Need to reproduce builds implemeted in Jenkins on top of Teamcity

Answered

First of all i should describe how build was defined in Jenkins and what it does.

We have a repository with SaltStack configuration. If you are not familiar with salt, you can assume cheff recipes, puppet modules instead.

This configuration defines provisioning for wide range of host systems.

My build performs next steps:

  1. Selects a revision (commit) in salt formula repository (most often it's branch tip)
  2. Run provisioning test for this formula revision (instantiates VMs and launches salt commands on this VMs)
  3. If provisioning successful, launches set of integration/functional test suites against provisioned software.

In Jenkins its organized in three jobs (build configuration).

  1. First one is Build flow. It linked to salt formula repository and acts like a trigger. Dosn't do any testing, but determines revision and pass this revision to nested jobs. Also it does aggegation of nested job results. If second job successful, third job is launched with meta information about second job as parameters.
  2. Second one perform all the provisioning things. Once it done, it save all the generated data (addresses of provisioned hosts and so) as artifacts.
  3. Third job got parameters which help to identify second job run and artifacts location. Since these artifacts are retrieved, functional test configuration and running takes place. 

Why do i have three jobs? Because flexibility! I can run manualy or by script (git bisect for example) to trigger only second job. This is why i don't like new Pipeline concept in jenkins.

Why do i consider moving to TeamCity? Because i like how it handles multibranch build configuration.

What i missing? I cant figure out how to implement first one (trigger) job, because TC lacks of something like Jenkins Build Flow plugin.

If anybody have any idea or experience implementing similar build, i would be very thankful for any advices.

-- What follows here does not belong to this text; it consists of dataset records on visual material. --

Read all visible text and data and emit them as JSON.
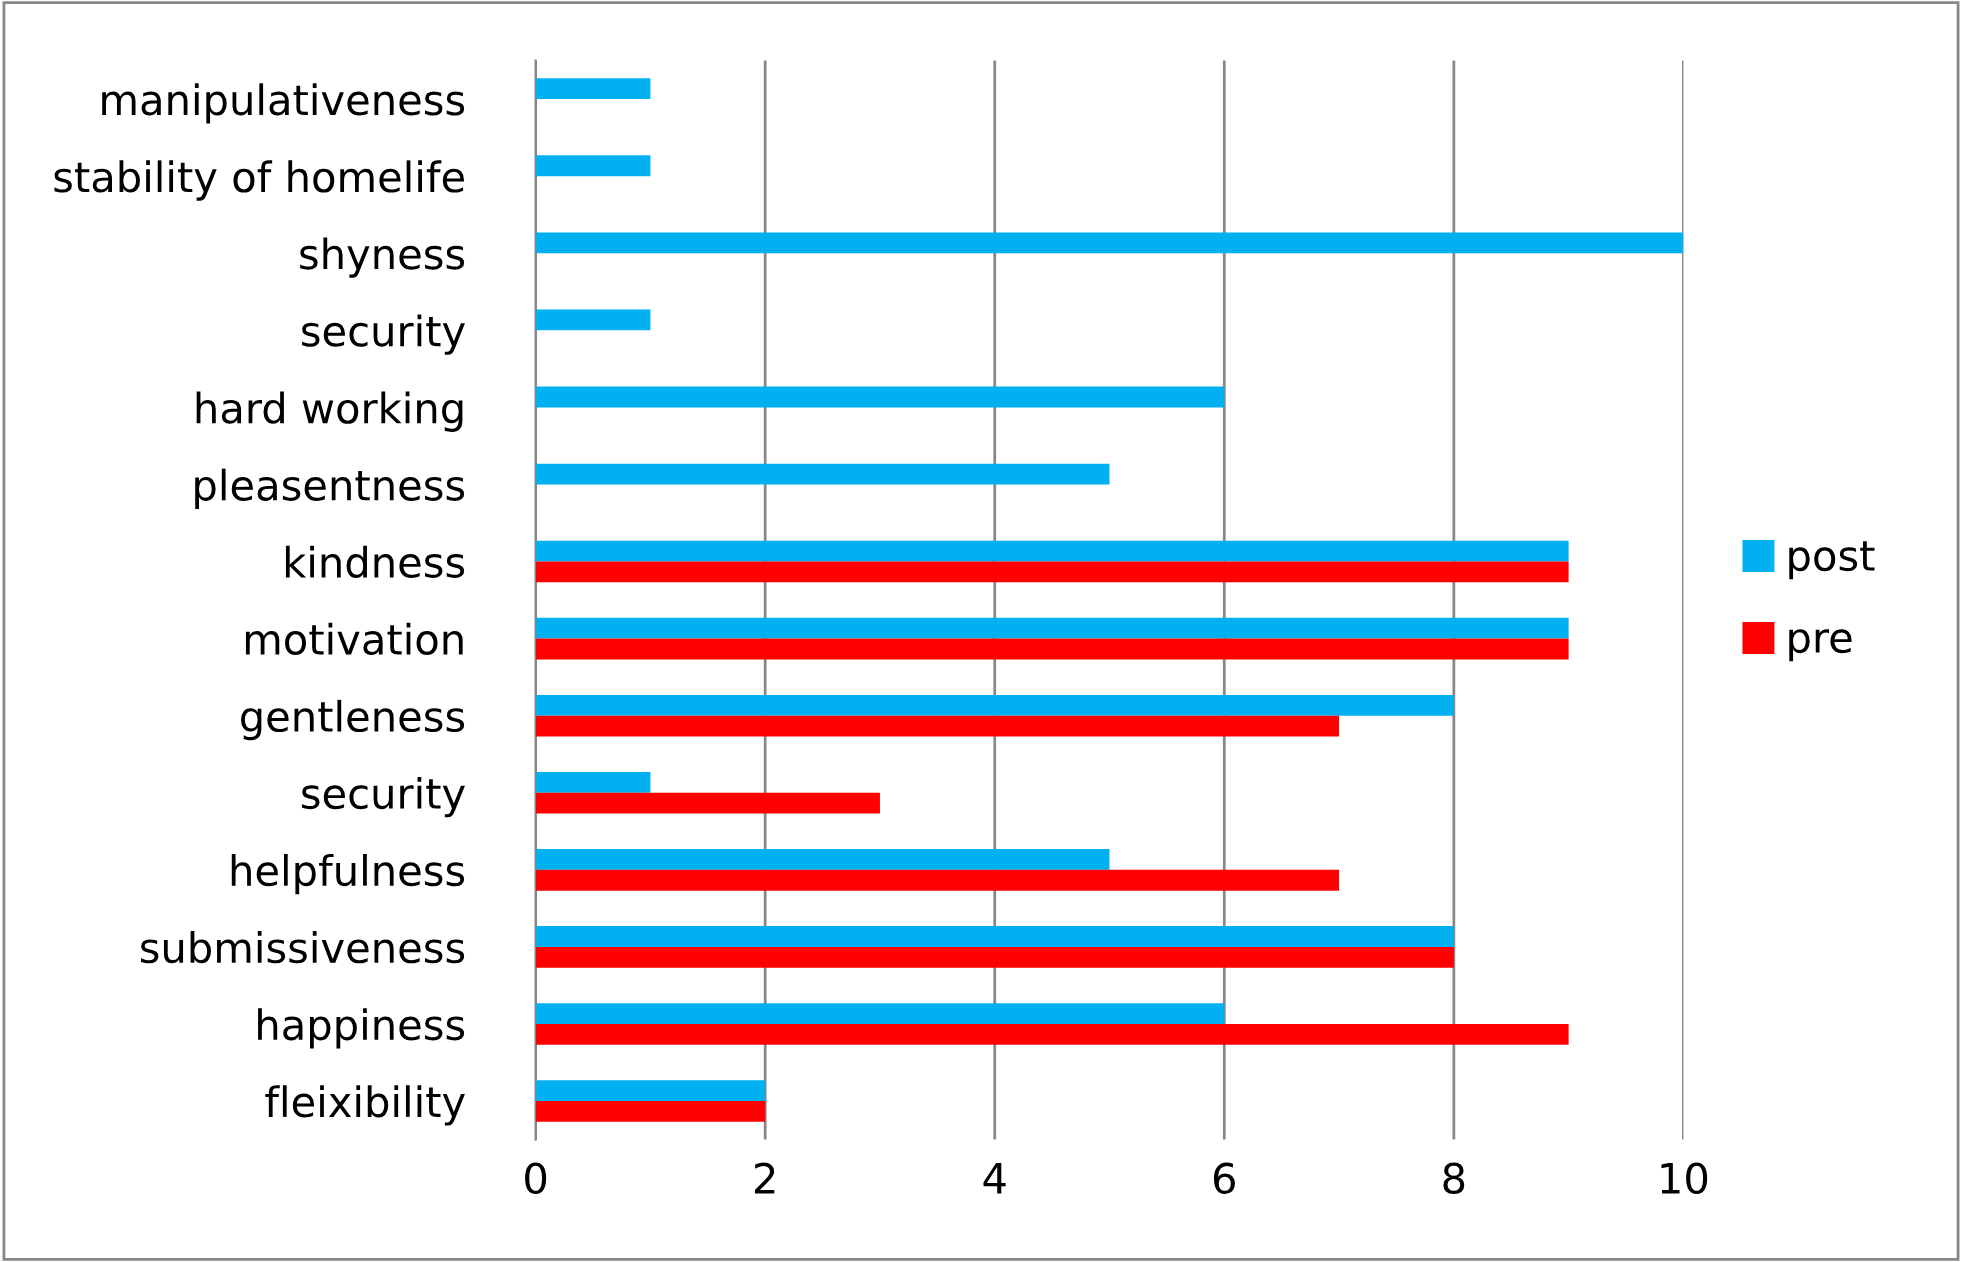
{
  "chart_data": {
    "type": "bar",
    "orientation": "horizontal",
    "categories": [
      "manipulativeness",
      "stability of homelife",
      "shyness",
      "security",
      "hard working",
      "pleasentness",
      "kindness",
      "motivation",
      "gentleness",
      "security",
      "helpfulness",
      "submissiveness",
      "happiness",
      "fleixibility"
    ],
    "series": [
      {
        "name": "post",
        "color": "#00b0f0",
        "values": [
          1,
          1,
          10,
          1,
          6,
          5,
          9,
          9,
          8,
          1,
          5,
          8,
          6,
          2
        ]
      },
      {
        "name": "pre",
        "color": "#ff0000",
        "values": [
          null,
          null,
          null,
          null,
          null,
          null,
          9,
          9,
          7,
          3,
          7,
          8,
          9,
          2
        ]
      }
    ],
    "xlim": [
      0,
      10
    ],
    "xticks": [
      0,
      2,
      4,
      6,
      8,
      10
    ],
    "grid": "x",
    "legend": "right"
  }
}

What i want to save from Jenkins structure is ability to run provisioning test with parameter, which specifies salt formula revision.

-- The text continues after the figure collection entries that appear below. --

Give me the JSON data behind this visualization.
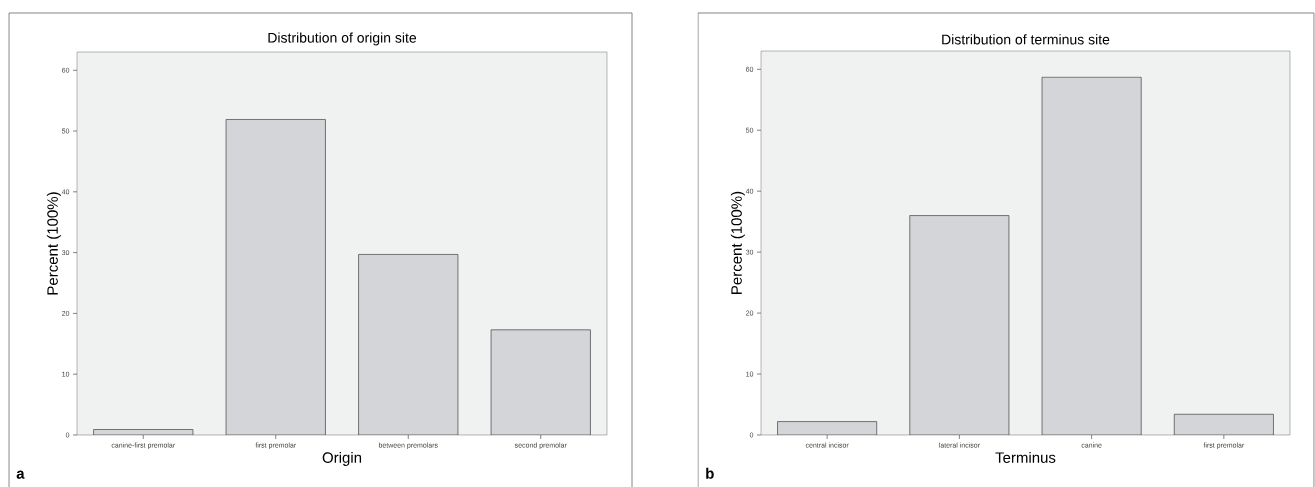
{
  "chart_data": [
    {
      "type": "bar",
      "title": "Distribution of origin site",
      "xlabel": "Origin",
      "ylabel": "Percent (100%)",
      "categories": [
        "canine-first premolar",
        "first premolar",
        "between premolars",
        "second premolar"
      ],
      "values": [
        0.9,
        51.9,
        29.7,
        17.3
      ],
      "color": "#d3d5d8",
      "ylim": [
        0,
        63
      ],
      "yticks": [
        0,
        10,
        20,
        30,
        40,
        50,
        60
      ],
      "grid": false,
      "annotations": [
        "a"
      ]
    },
    {
      "type": "bar",
      "title": "Distribution of terminus site",
      "xlabel": "Terminus",
      "ylabel": "Percent (100%)",
      "categories": [
        "central incisor",
        "lateral incisor",
        "canine",
        "first premolar"
      ],
      "values": [
        2.2,
        36.0,
        58.7,
        3.4
      ],
      "color": "#d3d5d8",
      "ylim": [
        0,
        63
      ],
      "yticks": [
        0,
        10,
        20,
        30,
        40,
        50,
        60
      ],
      "grid": false,
      "annotations": [
        "b"
      ]
    }
  ]
}
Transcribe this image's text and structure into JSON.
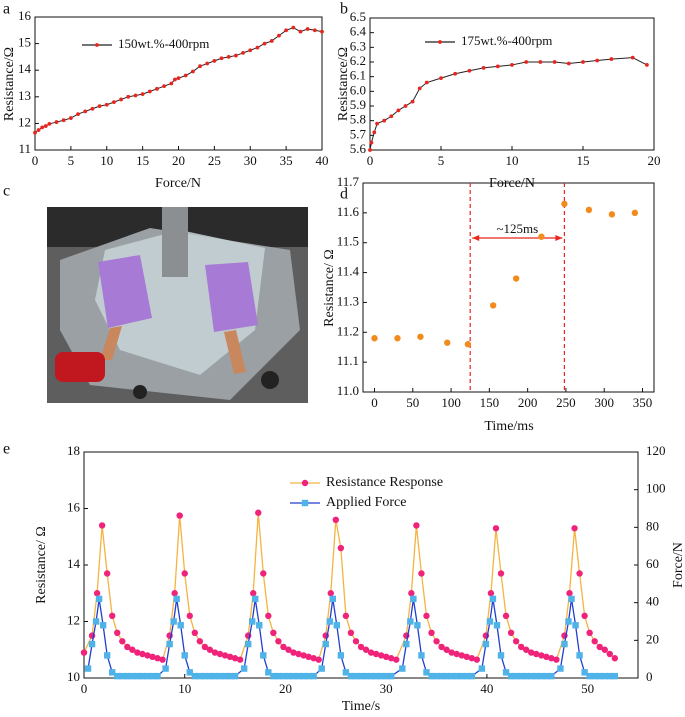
{
  "chart_data": [
    {
      "type": "line",
      "panel_label": "a",
      "xlabel": "Force/N",
      "ylabel": "Resistance/Ω",
      "xlim": [
        0,
        40
      ],
      "ylim": [
        11,
        16
      ],
      "xticks": [
        0,
        5,
        10,
        15,
        20,
        25,
        30,
        35,
        40
      ],
      "yticks": [
        11,
        12,
        13,
        14,
        15,
        16
      ],
      "series": [
        {
          "name": "150wt.%-400rpm",
          "color": "#e8251f",
          "line_color": "#222222",
          "marker": "circle",
          "x": [
            0,
            0.5,
            1,
            1.5,
            2,
            3,
            4,
            5,
            6,
            7,
            8,
            9,
            10,
            11,
            12,
            13,
            14,
            15,
            16,
            17,
            18,
            19,
            19.5,
            20,
            21,
            22,
            23,
            24,
            25,
            26,
            27,
            28,
            29,
            30,
            31,
            32,
            33,
            34,
            35,
            36,
            37,
            38,
            39,
            40
          ],
          "values": [
            11.65,
            11.75,
            11.85,
            11.9,
            11.98,
            12.05,
            12.12,
            12.2,
            12.35,
            12.45,
            12.55,
            12.65,
            12.7,
            12.8,
            12.9,
            13.0,
            13.05,
            13.1,
            13.2,
            13.3,
            13.4,
            13.5,
            13.65,
            13.7,
            13.8,
            13.95,
            14.15,
            14.25,
            14.35,
            14.45,
            14.5,
            14.55,
            14.65,
            14.75,
            14.85,
            15.0,
            15.1,
            15.3,
            15.5,
            15.6,
            15.45,
            15.55,
            15.5,
            15.45
          ]
        }
      ]
    },
    {
      "type": "line",
      "panel_label": "b",
      "xlabel": "Force/N",
      "ylabel": "Resistance/Ω",
      "xlim": [
        0,
        20
      ],
      "ylim": [
        5.6,
        6.5
      ],
      "xticks": [
        0,
        5,
        10,
        15,
        20
      ],
      "yticks": [
        5.6,
        5.7,
        5.8,
        5.9,
        {
          "value": 6,
          "label": "6.0"
        },
        6.1,
        6.2,
        6.3,
        6.4,
        6.5
      ],
      "series": [
        {
          "name": "175wt.%-400rpm",
          "color": "#e8251f",
          "line_color": "#222222",
          "marker": "circle",
          "x": [
            0,
            0.1,
            0.3,
            0.5,
            1,
            1.5,
            2,
            2.5,
            3,
            3.5,
            4,
            5,
            6,
            7,
            8,
            9,
            10,
            11,
            12,
            13,
            14,
            15,
            16,
            17,
            18.5,
            19.5
          ],
          "values": [
            5.6,
            5.65,
            5.72,
            5.78,
            5.8,
            5.83,
            5.87,
            5.9,
            5.93,
            6.02,
            6.06,
            6.09,
            6.12,
            6.14,
            6.16,
            6.17,
            6.18,
            6.2,
            6.2,
            6.2,
            6.19,
            6.2,
            6.21,
            6.22,
            6.23,
            6.18
          ]
        }
      ]
    },
    {
      "type": "scatter",
      "panel_label": "d",
      "xlabel": "Time/ms",
      "ylabel": "Resistance/ Ω",
      "xlim": [
        -15,
        365
      ],
      "ylim": [
        11.0,
        11.7
      ],
      "xticks": [
        0,
        50,
        100,
        150,
        200,
        250,
        300,
        350
      ],
      "yticks": [
        {
          "value": 11,
          "label": "11.0"
        },
        11.1,
        11.2,
        11.3,
        11.4,
        11.5,
        11.6,
        11.7
      ],
      "vlines": [
        125,
        248
      ],
      "vline_color": "#e8251f",
      "annotation": "~125ms",
      "series": [
        {
          "color": "#f28b1d",
          "marker": "circle",
          "x": [
            0,
            30,
            60,
            95,
            122,
            155,
            185,
            218,
            248,
            280,
            310,
            340
          ],
          "values": [
            11.18,
            11.18,
            11.185,
            11.165,
            11.16,
            11.29,
            11.38,
            11.52,
            11.63,
            11.61,
            11.595,
            11.6
          ]
        }
      ]
    },
    {
      "type": "line",
      "panel_label": "e",
      "xlabel": "Time/s",
      "ylabel": "Resistance/ Ω",
      "y2label": "Force/N",
      "xlim": [
        0,
        55
      ],
      "ylim": [
        10,
        18
      ],
      "y2lim": [
        0,
        120
      ],
      "xticks": [
        0,
        10,
        20,
        30,
        40,
        50
      ],
      "yticks": [
        10,
        12,
        14,
        16,
        18
      ],
      "y2ticks": [
        0,
        20,
        40,
        60,
        80,
        100,
        120
      ],
      "series": [
        {
          "name": "Resistance Response",
          "color": "#f0237a",
          "line_color": "#f5b342",
          "marker": "circle",
          "x": [
            0,
            0.8,
            1.3,
            1.8,
            2.3,
            2.8,
            3.3,
            3.8,
            4.3,
            4.8,
            5.3,
            5.8,
            6.3,
            6.8,
            7.3,
            7.8,
            8.5,
            9.0,
            9.5,
            10.0,
            10.5,
            11.0,
            11.5,
            12.0,
            12.5,
            13.0,
            13.5,
            14.0,
            14.5,
            15.0,
            15.5,
            16.3,
            16.8,
            17.3,
            17.8,
            18.3,
            18.8,
            19.3,
            19.8,
            20.3,
            20.8,
            21.3,
            21.8,
            22.3,
            22.8,
            23.3,
            24.0,
            24.5,
            25.0,
            25.5,
            26.0,
            26.5,
            27.0,
            27.5,
            28.0,
            28.5,
            29.0,
            29.5,
            30.0,
            30.5,
            31.0,
            32.0,
            32.5,
            33.0,
            33.5,
            34.0,
            34.5,
            35.0,
            35.5,
            36.0,
            36.5,
            37.0,
            37.5,
            38.0,
            38.5,
            39.0,
            39.9,
            40.4,
            40.9,
            41.4,
            41.9,
            42.4,
            42.9,
            43.4,
            43.9,
            44.4,
            44.9,
            45.4,
            45.9,
            46.4,
            46.9,
            47.7,
            48.2,
            48.7,
            49.2,
            49.7,
            50.2,
            50.7,
            51.2,
            51.7,
            52.2,
            52.7
          ],
          "values": [
            10.9,
            11.5,
            13.0,
            15.4,
            13.7,
            12.2,
            11.6,
            11.3,
            11.1,
            11.0,
            10.9,
            10.85,
            10.8,
            10.75,
            10.7,
            10.65,
            11.5,
            13.0,
            15.75,
            13.7,
            12.2,
            11.6,
            11.3,
            11.1,
            11.0,
            10.9,
            10.85,
            10.8,
            10.75,
            10.7,
            10.65,
            11.5,
            13.0,
            15.85,
            13.7,
            12.2,
            11.6,
            11.3,
            11.1,
            11.0,
            10.9,
            10.85,
            10.8,
            10.75,
            10.7,
            10.65,
            11.5,
            13.0,
            15.6,
            14.6,
            12.2,
            11.6,
            11.3,
            11.1,
            11.0,
            10.9,
            10.85,
            10.8,
            10.75,
            10.7,
            10.65,
            11.5,
            13.0,
            15.4,
            13.7,
            12.2,
            11.6,
            11.3,
            11.1,
            11.0,
            10.9,
            10.85,
            10.8,
            10.75,
            10.7,
            10.65,
            11.5,
            13.0,
            15.3,
            13.7,
            12.2,
            11.6,
            11.3,
            11.1,
            11.0,
            10.9,
            10.85,
            10.8,
            10.75,
            10.7,
            10.65,
            11.5,
            13.0,
            15.3,
            13.7,
            12.2,
            11.6,
            11.3,
            11.1,
            11.0,
            10.85,
            10.7
          ]
        },
        {
          "name": "Applied Force",
          "color": "#4fb3e8",
          "line_color": "#1f3fd1",
          "marker": "square",
          "axis": "y2",
          "x": [
            0.4,
            0.8,
            1.2,
            1.5,
            1.9,
            2.3,
            2.8,
            3.3,
            3.8,
            4.3,
            4.8,
            5.3,
            5.8,
            6.3,
            6.8,
            7.3,
            8.1,
            8.5,
            8.9,
            9.2,
            9.6,
            10.0,
            10.5,
            11.0,
            11.5,
            12.0,
            12.5,
            13.0,
            13.5,
            14.0,
            14.5,
            15.0,
            15.9,
            16.3,
            16.7,
            17.0,
            17.4,
            17.8,
            18.3,
            18.8,
            19.3,
            19.8,
            20.3,
            20.8,
            21.3,
            21.8,
            22.3,
            22.8,
            23.6,
            24.0,
            24.4,
            24.7,
            25.1,
            25.5,
            26.0,
            26.5,
            27.0,
            27.5,
            28.0,
            28.5,
            29.0,
            29.5,
            30.0,
            30.5,
            31.6,
            32.0,
            32.4,
            32.7,
            33.1,
            33.5,
            34.0,
            34.5,
            35.0,
            35.5,
            36.0,
            36.5,
            37.0,
            37.5,
            38.0,
            38.5,
            39.5,
            39.9,
            40.3,
            40.6,
            41.0,
            41.4,
            41.9,
            42.4,
            42.9,
            43.4,
            43.9,
            44.4,
            44.9,
            45.4,
            45.9,
            46.4,
            47.3,
            47.7,
            48.1,
            48.4,
            48.8,
            49.2,
            49.7,
            50.2,
            50.7,
            51.2,
            51.7,
            52.2,
            52.7
          ],
          "values": [
            5,
            18,
            30,
            42,
            28,
            12,
            3,
            1,
            1,
            1,
            1,
            1,
            1,
            1,
            1,
            1,
            5,
            18,
            30,
            42,
            28,
            12,
            3,
            1,
            1,
            1,
            1,
            1,
            1,
            1,
            1,
            1,
            5,
            18,
            30,
            42,
            28,
            12,
            3,
            1,
            1,
            1,
            1,
            1,
            1,
            1,
            1,
            1,
            5,
            18,
            30,
            42,
            28,
            12,
            3,
            1,
            1,
            1,
            1,
            1,
            1,
            1,
            1,
            1,
            5,
            18,
            30,
            42,
            28,
            12,
            3,
            1,
            1,
            1,
            1,
            1,
            1,
            1,
            1,
            1,
            5,
            18,
            30,
            42,
            28,
            12,
            3,
            1,
            1,
            1,
            1,
            1,
            1,
            1,
            1,
            1,
            5,
            18,
            30,
            42,
            28,
            12,
            3,
            1,
            1,
            1,
            1,
            1,
            1
          ]
        }
      ]
    }
  ],
  "figure_c": {
    "panel_label": "c"
  }
}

If something is unclear, please ask me, i'll provide any details.

1 comment

Hi Andrey,

If I correctly understood your description, I'd try to set it up this way:

- Provisioning build configuration - has VCS root pointing to a branch (tag) in salt formula repository and may also have a second repository with own scripts. It gets the revision from %build.vcs.number.<VCS root ID>% parameter and "performs all the provisioning things". It reports "output" parameters via "setParameter" service messages. No triggers configured

- Functional tests - has snapshot dependency on "Provisioning" (so that if a change is committed at the same time to provisioning scripts and functional tests, they are run on corresponding revision. Option "Do not run new build if there is a suitable one" is not checked to make sure "Provisioning" always runs before "Functional tests". Parameters from provisioning are retrieved using %dep.<ProvisioningConfigId>.<param name>% notation. This configuration has VCS trigger (as it is this one which you are interested in results of). When it is triggered, Provisioning is triggered automatically before it. This is also the configuration you need to monitor the status of.

If you need to run Provisioning build configuration manually, you can then "promote" it to "Functional tests" via action on the Provisioning build or on "Dependnecies"/"Build Chains" tabs of the build/build configuration. Promoting makes sure the earlier builds are not re-run.

 

TeamCity snapshot dependencies are quite powerful, but add some intrinsic logic. If that is something you would rather not use for now, you can set this up more Jenkins way: add "finish build trigger" to "Functional tests" instead of snapshot dependency add  artifact dependency for any file, use the same dep. parameter references in "Functional tests" to retrieve parameters. But this way you will need to make sure nobody triggers "Functional tests" as that will not cause provisioning build configuration to trigger beforehand.

Actually, the due way to set this all up might be to use TeamCity cloud integration (EC2, vmWare are bundled, some more as plugins) and set up the machine on it's start, including installing a TeamCity agent into it: the machine can then work as TeamCity agent and can be shut down after a single build.

A note on presenting results: if you run tests on a separate machine, it makes sense to ensure the tests results are passed duly to TeamCity so that it can report failed tests and monitor tests statistics. The easiest way would be to retrieve test reports and use XML report processing, check details in related section.